F&H, which owns and operates 101 restaurants in 27 states, was founded in Arlington, Texas, in 1994. The company has about 6,000 employees.

It operates 50 Fox and Hound units, 35 Champps locations, and 16 Bailey’s Sports Grilles. It franchises an additional 11 Champps locations.

In its Dec. 14 Chapter 11 filing, the company listed debt of roughly $119 million, including $68.4 million in first-lien secured loans; $39.8 million in second-lien secured loans; and $11.2 million to landlords, trade vendors and other unsecured creditors.

Circle Centre Mall LLC was named as an unsecured creditor with a claim of $52,731.39

“The recession has been a primary factor in the decline in the debtors’ sales, as consumers prioritized the savings of dining at home over eating out,” James Zielke, chief financial officer of F&H, said in a court filing.

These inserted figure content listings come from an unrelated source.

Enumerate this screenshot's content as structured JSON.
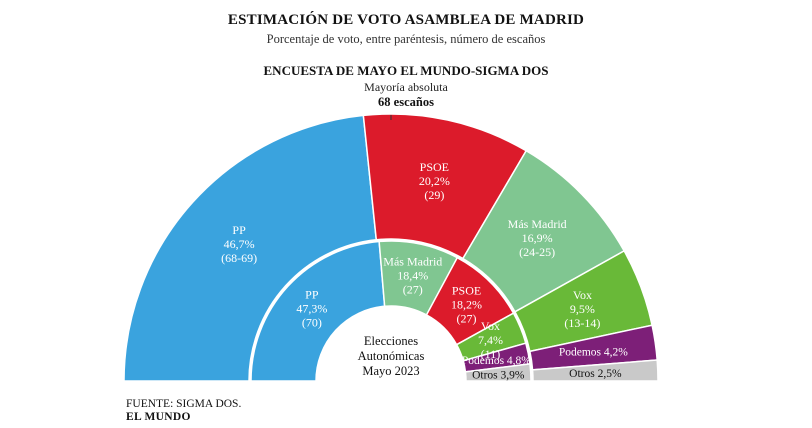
{
  "header": {
    "title": "ESTIMACIÓN DE VOTO ASAMBLEA DE MADRID",
    "subtitle": "Porcentaje de voto, entre paréntesis, número de escaños",
    "survey": "ENCUESTA DE MAYO EL MUNDO-SIGMA DOS",
    "majority_label": "Mayoría absoluta",
    "majority_value": "68 escaños"
  },
  "center_label": [
    "Elecciones",
    "Autonómicas",
    "Mayo 2023"
  ],
  "footer": {
    "source": "FUENTE: SIGMA DOS.",
    "brand": "EL MUNDO"
  },
  "chart_data": [
    {
      "type": "pie",
      "subtype": "semicircle-donut",
      "ring": "outer",
      "series": "Encuesta de mayo El Mundo-Sigma Dos",
      "slices": [
        {
          "party": "PP",
          "value": 46.7,
          "label": "46,7%",
          "seats": "(68-69)",
          "color": "#3aa3de"
        },
        {
          "party": "PSOE",
          "value": 20.2,
          "label": "20,2%",
          "seats": "(29)",
          "color": "#dc1b2b"
        },
        {
          "party": "Más Madrid",
          "value": 16.9,
          "label": "16,9%",
          "seats": "(24-25)",
          "color": "#80c691"
        },
        {
          "party": "Vox",
          "value": 9.5,
          "label": "9,5%",
          "seats": "(13-14)",
          "color": "#69b938"
        },
        {
          "party": "Podemos",
          "value": 4.2,
          "label": "4,2%",
          "seats": "",
          "color": "#7d1f78"
        },
        {
          "party": "Otros",
          "value": 2.5,
          "label": "2,5%",
          "seats": "",
          "color": "#c9c9c9"
        }
      ]
    },
    {
      "type": "pie",
      "subtype": "semicircle-donut",
      "ring": "inner",
      "series": "Elecciones Autonómicas Mayo 2023",
      "slices": [
        {
          "party": "PP",
          "value": 47.3,
          "label": "47,3%",
          "seats": "(70)",
          "color": "#3aa3de"
        },
        {
          "party": "Más Madrid",
          "value": 18.4,
          "label": "18,4%",
          "seats": "(27)",
          "color": "#80c691"
        },
        {
          "party": "PSOE",
          "value": 18.2,
          "label": "18,2%",
          "seats": "(27)",
          "color": "#dc1b2b"
        },
        {
          "party": "Vox",
          "value": 7.4,
          "label": "7,4%",
          "seats": "(11)",
          "color": "#69b938"
        },
        {
          "party": "Podemos",
          "value": 4.8,
          "label": "4,8%",
          "seats": "",
          "color": "#7d1f78"
        },
        {
          "party": "Otros",
          "value": 3.9,
          "label": "3,9%",
          "seats": "",
          "color": "#c9c9c9"
        }
      ]
    }
  ]
}
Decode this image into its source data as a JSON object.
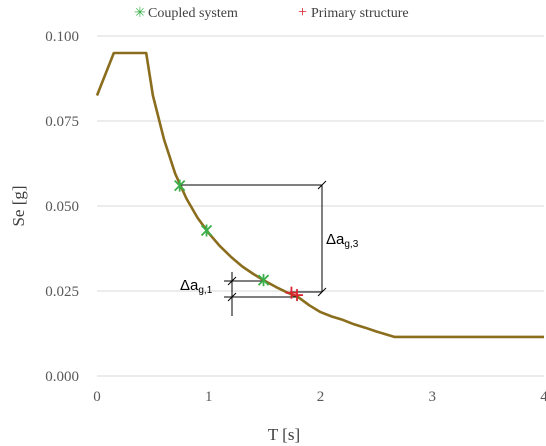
{
  "chart_data": {
    "type": "line",
    "xlabel": "T [s]",
    "ylabel": "Se [g]",
    "xlim": [
      0,
      4
    ],
    "ylim": [
      0,
      0.1
    ],
    "xticks": [
      0,
      1,
      2,
      3,
      4
    ],
    "xtick_labels": [
      "0",
      "1",
      "2",
      "3",
      "4"
    ],
    "yticks": [
      0,
      0.025,
      0.05,
      0.075,
      0.1
    ],
    "ytick_labels": [
      "0.000",
      "0.025",
      "0.050",
      "0.075",
      "0.100"
    ],
    "grid": "horizontal",
    "legend": "top",
    "colors": {
      "spectrum": "#8B6D1E",
      "coupled": "#3BAF4A",
      "primary": "#D7262E",
      "annotation": "#000000",
      "grid": "#D9D9D9"
    },
    "series": [
      {
        "x": [
          0,
          0.15,
          0.44,
          0.5,
          0.6,
          0.7,
          0.8,
          0.9,
          1.0,
          1.1,
          1.2,
          1.3,
          1.4,
          1.5,
          1.6,
          1.7,
          1.8,
          1.9,
          2.0,
          2.1,
          2.2,
          2.3,
          2.4,
          2.5,
          2.6,
          2.66,
          3.0,
          3.5,
          4.0
        ],
        "y": [
          0.0825,
          0.095,
          0.095,
          0.0825,
          0.0695,
          0.0595,
          0.0522,
          0.0465,
          0.042,
          0.0382,
          0.035,
          0.0322,
          0.03,
          0.028,
          0.0262,
          0.0246,
          0.0232,
          0.0208,
          0.0188,
          0.0175,
          0.0165,
          0.0152,
          0.0142,
          0.0131,
          0.0121,
          0.0115,
          0.0115,
          0.0115,
          0.0115
        ]
      }
    ],
    "markers": [
      {
        "name": "Coupled system",
        "symbol": "✳",
        "points": [
          [
            0.74,
            0.056
          ],
          [
            0.98,
            0.0428
          ],
          [
            1.49,
            0.0282
          ]
        ]
      },
      {
        "name": "Primary structure",
        "symbol": "+",
        "points": [
          [
            1.74,
            0.0245
          ],
          [
            1.79,
            0.0238
          ]
        ]
      }
    ],
    "annotations": [
      {
        "label": "Δa",
        "sub": "g,3"
      },
      {
        "label": "Δa",
        "sub": "g,1"
      }
    ]
  }
}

F&H began seeking buyers in February to help it avoid bankruptcy. After contacting 164 banks and investors, the list of prospects was whittled down to five potential new owners. But no one bought.

In the fall, the company returned to its potential buyers in hopes of finding a stalking horse to set the minimum bid in a bankrupcy auction. Those meetings, again, did not produce anyone interested before the December court filing.

In the meantime, company sales have fallen. Revenue dropped 5 percent in the first nine months of 2013, to $218.8 million.